The views expressed by contributors are their own and not the view of The Hill

Time to act on the Founding Fathers’ vision for managing the pandemic

The Founding Fathers gave us the government we need to effectively manage the consequences of COVID-19 and its threat to our economy. It is federal and each level — national, state and local— has an essential role to play. The loud, often contentious debate as to who does what best has got to end. The wisdom of the Founding Fathers has always served us well. Let’s keep in mind their three principles of federal policymaking and assignment of responsibilities.  

First, Fund Nationally.  

As Alexander Hamilton stressed, it is the job of the national government to raise the funds required to provide national public goods, to ensure the equitable and efficient distribution of essential resources, and when necessary, to protect our citizens against the economic loss of large and unexpected economic disasters. Our citizens are highly mobile, our economy is national and the virus is often asymptomatic and contagious. It is impossible to keep its effects within states, much less local boundaries. Understanding the science of the virus and developing and disseminating a public health strategy for its containment — social distancing and stay-at-home — are national public goods and the responsibilities of the National Institutes of Health (NIH) and the national Centers for Disease Control and Prevention (CDC).   

Further, the national government must ensure that important resources for the diagnosis and treatment of the virus are distributed to the areas of greatest need, not to the states with the most money. As during World War II, today, when essential supply chain inputs are in scarce supply — diagnostic tests, protective equipment and ventilators — it is the national government that must allocate these resources, not the marketplace. This is a job for the national Coronavirus Task Force.

Finally, we must provide citizens and state and local governments in distress with the resources they need to survive the economic shocks from the pandemic. Hamilton in Federalist Papers 30 recommends using national debt rather than taxes to smooth costs over time and to minimize the long-run damage for a declining economy of a large tax increase. This buck literally stops at the federal level. As the Founding Fathers had hoped, a bipartisan Congress has, so far, done its job but one last piece is missing, and it’s essential. 

State and local governments are facing an unprecedented fall in income and sales tax revenues and fees, rising expenditures for unemployment payments and health care costs. Together they create a budget gap of $500 billion for next year or about 20 percent of state and local spending. Current accumulated surpluses in the states’ rainy-day funds and their unemployment trust funds can contribute $160 billion to close the gap.
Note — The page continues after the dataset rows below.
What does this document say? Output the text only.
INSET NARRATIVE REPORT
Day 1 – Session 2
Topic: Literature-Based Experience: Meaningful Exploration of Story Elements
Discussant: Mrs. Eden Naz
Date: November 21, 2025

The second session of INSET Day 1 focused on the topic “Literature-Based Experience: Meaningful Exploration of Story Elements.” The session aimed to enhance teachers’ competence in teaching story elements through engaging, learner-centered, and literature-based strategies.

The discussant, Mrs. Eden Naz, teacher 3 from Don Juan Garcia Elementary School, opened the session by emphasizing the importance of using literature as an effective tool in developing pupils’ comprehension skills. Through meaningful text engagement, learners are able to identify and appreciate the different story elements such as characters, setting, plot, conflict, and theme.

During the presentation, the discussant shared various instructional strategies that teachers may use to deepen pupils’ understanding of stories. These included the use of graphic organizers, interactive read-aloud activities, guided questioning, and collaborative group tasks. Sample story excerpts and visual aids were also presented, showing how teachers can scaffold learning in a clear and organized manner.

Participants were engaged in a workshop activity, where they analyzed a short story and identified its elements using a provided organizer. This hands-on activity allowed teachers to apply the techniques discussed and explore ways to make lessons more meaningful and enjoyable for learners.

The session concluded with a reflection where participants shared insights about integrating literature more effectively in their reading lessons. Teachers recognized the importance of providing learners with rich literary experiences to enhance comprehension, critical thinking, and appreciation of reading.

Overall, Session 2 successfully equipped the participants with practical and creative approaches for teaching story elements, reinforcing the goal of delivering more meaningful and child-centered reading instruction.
That still leaves a $340 billion shortfall. Revenue sharing paid to the states related to each state’s level of unemployment and prevalence of diagnosed cases of COVID-19 is appropriate. This is a national burden, created by a national disaster and best shared nationally.     

Second, Plan Regionally

As James Madison stressed in Federalist Papers 10, state officials can best manage national priorities and allocate national resources to meet unique state circumstances. Setting state regulations for citizen interactions — both socially and economically — is best done by those who understand state circumstances. More stringent regulations for social distancing are appropriate for states with concentrated and mobile populations; less so for more rural or isolated states. So too should the states decide the allocation of national relief funding, both to individuals as unemployment compensation and to local governments to meet recognized fiscal needs. 

When state policies have spillovers across state lines, however, governors must cooperate and share best practices for managing the virus. Asymptomatic residents move across state lines. Effective cooperation is happening and must be encouraged. Govs. Andrew Cuomo (D-N.Y.), Phil Murphy (D- N.J.), and Ned Lamont (D-Conn.) have coordinated their strategies for emergency care. Washington Gov. Jay Inslee (D), whose state is seeing a declining rate of new cases, has made the state’s excess supply of masks and ventilators available to New York. Most recently, the governors of California, Oregon and Washington and those of Delaware, Pennsylvania, New York, Connecticut, Rhode Island and Massachusetts have agreed to form regional compacts for the coordinated opening of their state economies.  

Third, Deliver Locally. 

Enforcement of state regulations for social distancing, treatment for patients and voluntary support for those in need — food banks — along with ensuring the continued provision of safety, education and a clean environment are the jobs of local governments. Be flexible — mayors understand their local economies and their citizens’ health needs best. Community leaders have the most accurate knowledge as to which hospitals need additional ICU space, respirators and personal protective equipment. So too will they best understand which families and what neighborhoods are in greatest need of screening and economic support. When delivering services think zip codes, not states.

Born from the necessity of a failed confederation and afraid of the pettiness or incompetence of an imperial presidency, the Founding Fathers invented federal governance with multiple centers of expertise and appropriately assigned, but constrained, powers. Their vision has served us well through previous national emergencies. It is important that we allow it to do so again.

Robert P. Inman is the Richard K. Mellon professor, Emeritus and professor of finance and economics at the Wharton School of the University of Pennsylvania. Daniel L. Rubinfeld is the Robert L. Bridges professor of law and professor of economics, Emeritus at the University of California, Berkeley and professor of law at NYU.